Are pronouns that important?

By definition, gender pronouns are words that people use to refer to someone without mentioning their name. But for many non-binary people, pronouns are more than just a way they are addressed. Pronouns have become a way to affirm or declare an aspect of their gender that is often invisible or does not conform to others’ assumptions, and as a result, pronouns have the power to affirm or ignore a non-binary person’s reality. So it is important that we ask and always respect a person’s pronouns. Additionally, the use of neutral language regarding gender is encouraged so that we can be as inclusive as possible and avoid assumptions about someone’s gender identity. But unfortunately, sometimes this can be difficult because there are languages, such as Albanian, that do not have neutral pronouns regarding gender.

Gender as a spectrum

The concept of gender as a spectrum is not something new just because the discourse around it may be. Non-binary identities have been recognized for a long time by some cultures and societies around the world. For generations, indigenous civilizations in the state of Oaxaca in Mexico, in North America, and Madagascar have embraced the concept of a third gender. For example, “Muxes” – people born in a male body but who do not identify as either men or women – live in the small town of Juchitán de Zaragoza in the southern state of Oaxaca in Mexico and are well-known in the city and culture as part of an ancient civilization. There are other cultures like the Native Navajo culture of North America where transgender individuals are recognized as individuals with “two spirits,” or the Sakalava people in Madagascar who recognize a third gender called Sekrata. These historical examples of non-binary and non-conforming gender have created an important foundation for how we interpret gender identity today.

Besides gender, even sex is not necessarily binary. One in 2,000 people is born intersex, a term used to describe people who have chromosomes, anatomy, or other sexual characteristics that cannot be classified as male or female. So, the idea that sex and gender are binary – that everyone falls into one of two categories – is a social construct. The notion that there are male and female is inaccurate, it is simply incomplete. Many individuals, whether intersex or not, have a mixture of biological traits or gender expressions that do not precisely fit into the categories of male or female.

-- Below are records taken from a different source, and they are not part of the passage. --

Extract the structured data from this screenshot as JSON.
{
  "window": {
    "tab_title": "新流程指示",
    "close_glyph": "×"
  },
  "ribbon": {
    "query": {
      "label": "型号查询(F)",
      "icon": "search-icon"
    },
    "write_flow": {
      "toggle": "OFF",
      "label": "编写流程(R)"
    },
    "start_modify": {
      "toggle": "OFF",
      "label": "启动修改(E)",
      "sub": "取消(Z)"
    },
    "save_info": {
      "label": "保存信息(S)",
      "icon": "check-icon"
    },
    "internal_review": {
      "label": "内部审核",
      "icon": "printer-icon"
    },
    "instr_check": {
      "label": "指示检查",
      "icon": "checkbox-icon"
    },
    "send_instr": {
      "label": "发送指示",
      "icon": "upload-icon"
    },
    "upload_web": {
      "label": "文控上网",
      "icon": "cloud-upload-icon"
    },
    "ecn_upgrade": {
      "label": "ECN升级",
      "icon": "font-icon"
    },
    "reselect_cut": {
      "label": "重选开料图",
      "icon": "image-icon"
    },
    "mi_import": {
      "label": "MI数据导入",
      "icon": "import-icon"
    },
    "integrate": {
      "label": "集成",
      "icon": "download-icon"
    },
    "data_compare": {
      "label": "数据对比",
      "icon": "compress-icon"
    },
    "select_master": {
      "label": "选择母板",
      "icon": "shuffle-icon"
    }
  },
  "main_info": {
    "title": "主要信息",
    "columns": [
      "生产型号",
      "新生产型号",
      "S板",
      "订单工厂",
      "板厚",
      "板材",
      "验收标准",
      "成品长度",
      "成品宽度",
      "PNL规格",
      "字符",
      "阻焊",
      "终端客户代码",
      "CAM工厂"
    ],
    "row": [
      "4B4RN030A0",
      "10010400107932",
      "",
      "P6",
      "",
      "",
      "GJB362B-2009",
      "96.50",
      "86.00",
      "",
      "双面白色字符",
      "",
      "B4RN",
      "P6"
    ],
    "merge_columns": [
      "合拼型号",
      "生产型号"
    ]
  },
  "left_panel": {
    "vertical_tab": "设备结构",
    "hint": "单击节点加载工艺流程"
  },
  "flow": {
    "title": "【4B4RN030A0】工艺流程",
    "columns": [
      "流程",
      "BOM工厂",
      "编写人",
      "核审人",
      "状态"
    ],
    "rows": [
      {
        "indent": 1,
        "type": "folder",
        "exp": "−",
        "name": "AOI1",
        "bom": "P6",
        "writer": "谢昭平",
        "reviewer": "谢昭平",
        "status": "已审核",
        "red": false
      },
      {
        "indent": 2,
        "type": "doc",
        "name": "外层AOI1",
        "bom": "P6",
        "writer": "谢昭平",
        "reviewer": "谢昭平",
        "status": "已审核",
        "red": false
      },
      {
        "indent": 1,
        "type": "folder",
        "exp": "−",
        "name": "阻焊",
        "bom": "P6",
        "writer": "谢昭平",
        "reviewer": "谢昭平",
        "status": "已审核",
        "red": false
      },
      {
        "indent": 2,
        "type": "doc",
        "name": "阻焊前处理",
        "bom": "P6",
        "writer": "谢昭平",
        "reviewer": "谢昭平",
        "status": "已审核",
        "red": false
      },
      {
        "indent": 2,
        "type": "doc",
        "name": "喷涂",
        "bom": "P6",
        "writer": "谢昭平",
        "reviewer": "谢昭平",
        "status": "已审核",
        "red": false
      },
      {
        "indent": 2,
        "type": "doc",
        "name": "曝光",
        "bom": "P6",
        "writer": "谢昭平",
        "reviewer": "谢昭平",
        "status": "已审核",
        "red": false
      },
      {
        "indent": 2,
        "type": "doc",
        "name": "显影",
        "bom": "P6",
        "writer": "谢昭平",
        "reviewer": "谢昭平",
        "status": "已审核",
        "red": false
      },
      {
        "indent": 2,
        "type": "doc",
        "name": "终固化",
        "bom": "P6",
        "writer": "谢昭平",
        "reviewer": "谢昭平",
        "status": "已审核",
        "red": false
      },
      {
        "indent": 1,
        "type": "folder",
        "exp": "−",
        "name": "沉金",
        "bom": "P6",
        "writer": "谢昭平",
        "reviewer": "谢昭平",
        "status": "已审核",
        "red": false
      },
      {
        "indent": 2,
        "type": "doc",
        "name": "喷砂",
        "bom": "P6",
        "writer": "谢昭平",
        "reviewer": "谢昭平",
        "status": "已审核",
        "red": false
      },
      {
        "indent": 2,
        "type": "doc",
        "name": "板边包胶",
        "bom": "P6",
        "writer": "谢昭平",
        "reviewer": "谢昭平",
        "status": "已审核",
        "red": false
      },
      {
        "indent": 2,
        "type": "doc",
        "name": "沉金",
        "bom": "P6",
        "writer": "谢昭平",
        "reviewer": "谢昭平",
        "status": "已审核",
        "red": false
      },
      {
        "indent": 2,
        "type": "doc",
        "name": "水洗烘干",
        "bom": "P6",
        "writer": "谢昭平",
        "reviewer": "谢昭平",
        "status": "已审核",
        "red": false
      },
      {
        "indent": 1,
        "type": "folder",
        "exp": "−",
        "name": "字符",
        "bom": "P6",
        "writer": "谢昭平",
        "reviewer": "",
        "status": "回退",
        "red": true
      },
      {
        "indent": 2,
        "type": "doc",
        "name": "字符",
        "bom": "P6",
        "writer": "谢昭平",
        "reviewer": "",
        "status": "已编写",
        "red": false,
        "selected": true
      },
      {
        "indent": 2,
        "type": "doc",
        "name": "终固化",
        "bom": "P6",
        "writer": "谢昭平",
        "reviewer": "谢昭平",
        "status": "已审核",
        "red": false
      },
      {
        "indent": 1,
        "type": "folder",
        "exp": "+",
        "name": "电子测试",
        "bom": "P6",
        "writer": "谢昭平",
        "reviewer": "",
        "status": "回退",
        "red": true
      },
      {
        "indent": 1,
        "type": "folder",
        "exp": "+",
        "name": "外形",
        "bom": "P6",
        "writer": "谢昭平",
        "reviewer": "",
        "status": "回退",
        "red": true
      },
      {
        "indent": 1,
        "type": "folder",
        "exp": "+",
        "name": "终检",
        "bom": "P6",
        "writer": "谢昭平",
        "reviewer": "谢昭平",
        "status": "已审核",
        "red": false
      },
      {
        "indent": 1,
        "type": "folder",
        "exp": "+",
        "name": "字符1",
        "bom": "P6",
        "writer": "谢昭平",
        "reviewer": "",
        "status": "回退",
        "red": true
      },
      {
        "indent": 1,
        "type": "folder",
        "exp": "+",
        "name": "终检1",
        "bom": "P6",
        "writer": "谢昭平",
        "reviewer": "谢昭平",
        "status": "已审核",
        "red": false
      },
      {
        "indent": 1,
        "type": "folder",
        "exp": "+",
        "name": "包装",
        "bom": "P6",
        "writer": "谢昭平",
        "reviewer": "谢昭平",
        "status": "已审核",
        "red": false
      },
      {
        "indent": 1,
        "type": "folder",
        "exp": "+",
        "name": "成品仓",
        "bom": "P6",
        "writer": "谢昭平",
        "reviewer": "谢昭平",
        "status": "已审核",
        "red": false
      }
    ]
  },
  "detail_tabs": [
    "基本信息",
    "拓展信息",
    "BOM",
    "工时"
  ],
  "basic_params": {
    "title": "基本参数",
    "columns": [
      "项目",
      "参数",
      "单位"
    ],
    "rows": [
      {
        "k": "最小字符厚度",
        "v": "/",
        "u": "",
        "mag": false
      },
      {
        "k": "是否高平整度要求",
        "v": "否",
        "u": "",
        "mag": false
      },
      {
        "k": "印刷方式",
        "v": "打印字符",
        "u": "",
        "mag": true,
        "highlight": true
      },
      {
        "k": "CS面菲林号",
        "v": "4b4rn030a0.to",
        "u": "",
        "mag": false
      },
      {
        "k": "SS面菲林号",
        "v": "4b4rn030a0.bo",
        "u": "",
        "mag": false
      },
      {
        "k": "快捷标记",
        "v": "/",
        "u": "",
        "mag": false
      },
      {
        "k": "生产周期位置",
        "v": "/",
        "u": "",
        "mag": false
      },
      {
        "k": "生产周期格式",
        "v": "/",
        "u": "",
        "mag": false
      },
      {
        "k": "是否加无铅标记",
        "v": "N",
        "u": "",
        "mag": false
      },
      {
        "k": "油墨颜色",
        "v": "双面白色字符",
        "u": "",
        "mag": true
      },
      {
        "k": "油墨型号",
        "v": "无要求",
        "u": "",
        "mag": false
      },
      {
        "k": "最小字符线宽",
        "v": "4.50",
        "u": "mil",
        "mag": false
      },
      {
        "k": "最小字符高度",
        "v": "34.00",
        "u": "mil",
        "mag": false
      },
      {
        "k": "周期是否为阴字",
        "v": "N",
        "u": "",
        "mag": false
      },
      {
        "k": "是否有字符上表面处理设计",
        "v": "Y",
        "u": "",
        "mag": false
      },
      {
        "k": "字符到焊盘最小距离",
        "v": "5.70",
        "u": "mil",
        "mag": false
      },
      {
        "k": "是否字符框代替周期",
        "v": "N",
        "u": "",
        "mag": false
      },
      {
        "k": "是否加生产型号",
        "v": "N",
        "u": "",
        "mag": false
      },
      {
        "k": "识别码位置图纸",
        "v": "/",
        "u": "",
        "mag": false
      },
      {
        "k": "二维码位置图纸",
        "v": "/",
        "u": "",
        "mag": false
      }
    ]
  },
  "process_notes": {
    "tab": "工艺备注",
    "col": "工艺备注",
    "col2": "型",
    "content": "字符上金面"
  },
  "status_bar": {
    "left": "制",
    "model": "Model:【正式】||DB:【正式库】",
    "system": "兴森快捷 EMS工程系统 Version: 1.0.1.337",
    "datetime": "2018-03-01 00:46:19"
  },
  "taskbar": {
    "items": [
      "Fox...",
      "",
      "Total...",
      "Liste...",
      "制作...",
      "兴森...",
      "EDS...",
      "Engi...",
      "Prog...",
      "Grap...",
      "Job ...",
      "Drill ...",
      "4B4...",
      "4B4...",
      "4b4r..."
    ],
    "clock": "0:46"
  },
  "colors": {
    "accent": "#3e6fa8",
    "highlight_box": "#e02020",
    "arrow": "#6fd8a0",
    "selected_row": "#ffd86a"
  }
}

Non-binary gender identities

There are many gender identities that fall under the non-binary umbrella, but some of them are genderqueer and gender fluid. Genderqueer refers to a person who does not conform to conventional gender differences and may identify with both, neither, or a combination of male and female genders. Gender fluid refers to a person who does not identify themselves as having a specific gender, and their gender expression or how they feel about themselves may change over time.

Every identity is valid

As our understanding of gender evolves, and throughout our experience with it, we must remind ourselves that every identity is valid and we must be respectful towards others and always accept our authentic selves.